A2: The integrating sphere method is most accurate for omnidirectional or diffuse sources. For directional sources (e.g., spotlights), LM-79 requires the use of a goniophotometer for absolute flux, or mandates specific correction methods when using a sphere. The LPCE-3 system’s software incorporates advanced correction algorithms based on the spatial distribution of the test luminaire (often requiring a prior goniophotometric scan) to minimize spatial non-uniformity errors, ensuring results remain within acceptable tolerances defined by the standard.

Q3: What is the critical role of spectral calibration in LM-79 colorimetric measurement?
A3: Accurate colorimetry (CCT, CRI, chromaticity) depends entirely on the precise measurement of the source’s Spectral Power Distribution (SPD).
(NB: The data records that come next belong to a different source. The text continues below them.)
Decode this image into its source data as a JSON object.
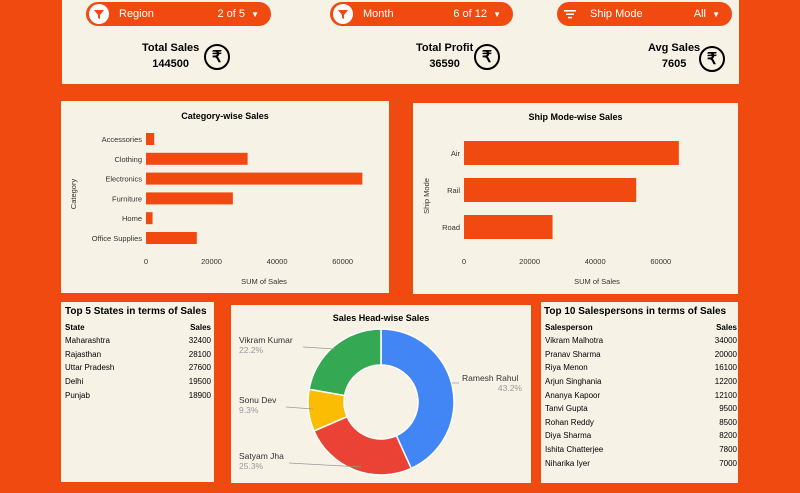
{
  "filters": [
    {
      "label": "Region",
      "value": "2 of 5"
    },
    {
      "label": "Month",
      "value": "6 of 12"
    },
    {
      "label": "Ship Mode",
      "value": "All"
    }
  ],
  "kpis": [
    {
      "label": "Total Sales",
      "value": "144500"
    },
    {
      "label": "Total Profit",
      "value": "36590"
    },
    {
      "label": "Avg Sales",
      "value": "7605"
    }
  ],
  "currency_symbol": "₹",
  "colors": {
    "accent": "#f04a10",
    "panel": "#f6f2e6",
    "blue": "#4285f4",
    "green": "#34a853",
    "yellow": "#fbbc04",
    "red": "#ea4335"
  },
  "chart_data": [
    {
      "type": "bar",
      "orientation": "horizontal",
      "title": "Category-wise Sales",
      "xlabel": "SUM of Sales",
      "ylabel": "Category",
      "categories": [
        "Accessories",
        "Clothing",
        "Electronics",
        "Furniture",
        "Home",
        "Office Supplies"
      ],
      "values": [
        2500,
        31000,
        66000,
        26500,
        2000,
        15500
      ],
      "xlim": [
        0,
        72000
      ],
      "xticks": [
        "0",
        "20000",
        "40000",
        "60000"
      ],
      "grid": false
    },
    {
      "type": "bar",
      "orientation": "horizontal",
      "title": "Ship Mode-wise Sales",
      "xlabel": "SUM of Sales",
      "ylabel": "Ship Mode",
      "categories": [
        "Air",
        "Rail",
        "Road"
      ],
      "values": [
        65500,
        52500,
        27000
      ],
      "xlim": [
        0,
        75000
      ],
      "xticks": [
        "0",
        "20000",
        "40000",
        "60000"
      ],
      "grid": false
    },
    {
      "type": "pie",
      "donut": true,
      "title": "Sales Head-wise Sales",
      "slices": [
        {
          "label": "Ramesh Rahul",
          "pct": "43.2%",
          "value": 43.2,
          "color": "#4285f4"
        },
        {
          "label": "Satyam Jha",
          "pct": "25.3%",
          "value": 25.3,
          "color": "#ea4335"
        },
        {
          "label": "Sonu Dev",
          "pct": "9.3%",
          "value": 9.3,
          "color": "#fbbc04"
        },
        {
          "label": "Vikram Kumar",
          "pct": "22.2%",
          "value": 22.2,
          "color": "#34a853"
        }
      ]
    }
  ],
  "states_table": {
    "title": "Top 5 States in terms of Sales",
    "headers": [
      "State",
      "Sales"
    ],
    "rows": [
      [
        "Maharashtra",
        "32400"
      ],
      [
        "Rajasthan",
        "28100"
      ],
      [
        "Uttar Pradesh",
        "27600"
      ],
      [
        "Delhi",
        "19500"
      ],
      [
        "Punjab",
        "18900"
      ]
    ]
  },
  "salespersons_table": {
    "title": "Top 10 Salespersons in terms of Sales",
    "headers": [
      "Salesperson",
      "Sales"
    ],
    "rows": [
      [
        "Vikram Malhotra",
        "34000"
      ],
      [
        "Pranav Sharma",
        "20000"
      ],
      [
        "Riya Menon",
        "16100"
      ],
      [
        "Arjun Singhania",
        "12200"
      ],
      [
        "Ananya Kapoor",
        "12100"
      ],
      [
        "Tanvi Gupta",
        "9500"
      ],
      [
        "Rohan Reddy",
        "8500"
      ],
      [
        "Diya Sharma",
        "8200"
      ],
      [
        "Ishita Chatterjee",
        "7800"
      ],
      [
        "Niharika Iyer",
        "7000"
      ]
    ]
  }
}
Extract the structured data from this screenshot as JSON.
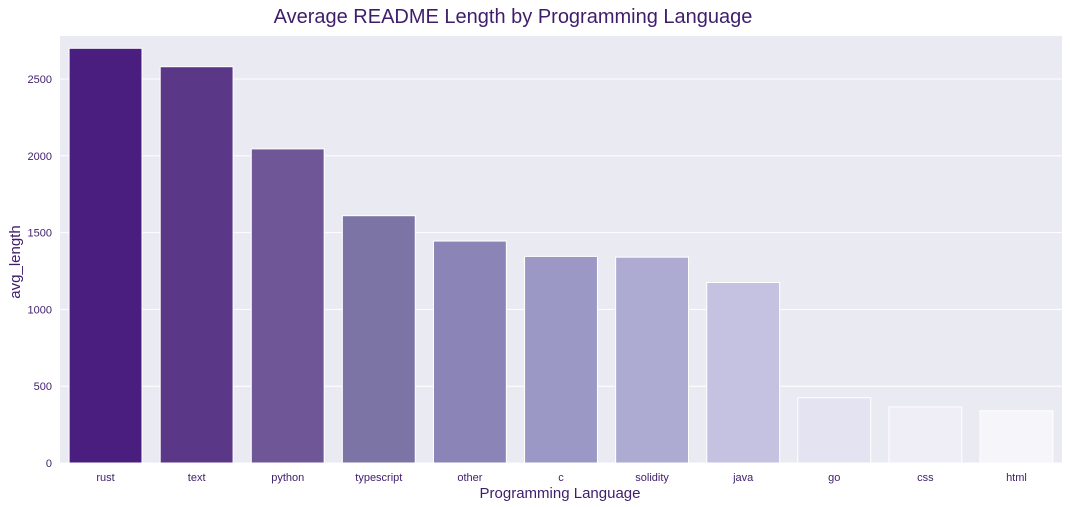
{
  "chart_data": {
    "type": "bar",
    "title": "Average README Length by Programming Language",
    "xlabel": "Programming Language",
    "ylabel": "avg_length",
    "categories": [
      "rust",
      "text",
      "python",
      "typescript",
      "other",
      "c",
      "solidity",
      "java",
      "go",
      "css",
      "html"
    ],
    "values": [
      2700,
      2580,
      2045,
      1610,
      1445,
      1345,
      1340,
      1175,
      425,
      365,
      340
    ],
    "ylim": [
      0,
      2780
    ],
    "yticks": [
      0,
      500,
      1000,
      1500,
      2000,
      2500
    ],
    "grid": true,
    "legend": "none",
    "colors": {
      "background": "#eaeaf2",
      "grid": "#ffffff",
      "text": "#3f1d6b",
      "bars": [
        "#4a1e7e",
        "#5b3787",
        "#6f5797",
        "#7d74a6",
        "#8a85b6",
        "#9b98c6",
        "#adabd2",
        "#c4c2e0",
        "#e4e3f1",
        "#efeef6",
        "#f6f5fa"
      ]
    }
  }
}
The spectroradiometer in the LPCE-3 system must be regularly calibrated for wavelength accuracy and spectral responsivity using NMI-traceable standard lamps. Any drift in wavelength alignment or detector sensitivity will directly propagate as errors in calculated colorimetric values, making rigorous calibration protocols non-negotiable for compliant testing.

Q4: For how long must an LM-80 test be conducted to be considered valid for industry acceptance?
A4: While LM-80-21 sets a minimum duration of 6,000 hours, the industry standard for robust data used in long-term projections (via TM-21) is 10,000 hours of collected data. Many reputable component manufacturers now publish LM-80 reports with data extending to 10,000 hours tested at multiple case temperatures. Shorter test durations result in greater uncertainty in the extrapolated lifetime projections.